Looking Back on the Career of a Crane Engineer


Welcome to the Hoist Guy's blog! In this post, we spoke with retiring crane engineer Tom Kuliczkowski, the chief engineer at Shupper-Brickle Equipment, about his career highlights and advice for the next generation.

by Shupper-Brickle Equipment on September 28, 2016

Tom Kuliczkowski started working as a crane engineer in 1977.  
Back then, material handling systems were designed on drafting tables, communications were typed on typewriters, and there was no such thing as making calculations with software. But some things haven’t changed in 40 years: A good crane engineer needs both technical know-how and creativity to find the best solution for the customer.

Crane engineers design material handling systems for overhead lifting and solve problems with structural, mechanical, and electrical elements. They work within each customer’s constraints, and their knowledge of industry equipment is crucial. We asked Mr. Kuliczkowski about the highlights of his career and his advice for future generations of crane engineers.

What were the most memorable projects of your career?
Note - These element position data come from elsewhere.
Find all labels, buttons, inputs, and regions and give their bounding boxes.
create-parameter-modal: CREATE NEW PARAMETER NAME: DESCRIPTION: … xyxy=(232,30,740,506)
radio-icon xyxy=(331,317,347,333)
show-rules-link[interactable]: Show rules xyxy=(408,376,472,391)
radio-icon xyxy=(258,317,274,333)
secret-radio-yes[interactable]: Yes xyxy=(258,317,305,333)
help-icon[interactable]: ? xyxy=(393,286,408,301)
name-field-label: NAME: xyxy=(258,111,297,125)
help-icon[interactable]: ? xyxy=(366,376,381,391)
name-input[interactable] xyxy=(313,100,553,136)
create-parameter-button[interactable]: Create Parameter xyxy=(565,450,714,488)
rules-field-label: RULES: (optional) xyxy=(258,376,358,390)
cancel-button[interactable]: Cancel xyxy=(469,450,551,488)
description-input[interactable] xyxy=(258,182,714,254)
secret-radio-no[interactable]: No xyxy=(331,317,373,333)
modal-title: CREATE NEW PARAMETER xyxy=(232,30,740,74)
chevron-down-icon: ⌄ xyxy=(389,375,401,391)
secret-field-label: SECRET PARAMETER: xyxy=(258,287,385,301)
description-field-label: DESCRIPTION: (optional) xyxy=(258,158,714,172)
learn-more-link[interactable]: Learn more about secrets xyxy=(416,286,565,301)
“When I first started out, I worked on a window-washing machine for the top of the PECO building in Philadelphia, and you can still see it there on Google maps. I was part of the rebuild on an impressive boom crane at the Aker Kvaerner Philadelphia shipyard, and later, I worked on an estimating team for the install of 10-Ton box-girder crane with a 70-foot span in Central PA. Here at Shupper-Brickle, my favorite was a top-running double-girder bridge crane with three hoists and a remote control panel. These projects involved a lot of decisions, but with each job, you build up experience and learn more.”

What changed most about your job and the industry since you started working as a crane engineer?

“Technology has made the biggest difference. Auto-CAD and e-mail have changed key aspects of the job. But there’s still no substitute for real field experience. Throughout the years, no matter where I went or what I worked on, I was always looking around for ideas. Taking the time to examine mechanical systems, even in a different industry, can help spark a solution on a future project.”

What do you want young engineers to know about crane engineering?

“Mostly to learn as much about the industry as you can and from different angles. Taking on different types of work, whether it’s design, calculations, or project management, can really develop your professional skills and help you better understand the industry. Besides, they haven’t yet invented a better way to pick up heavy things. As long as there are cranes, we’ll need crane engineers.”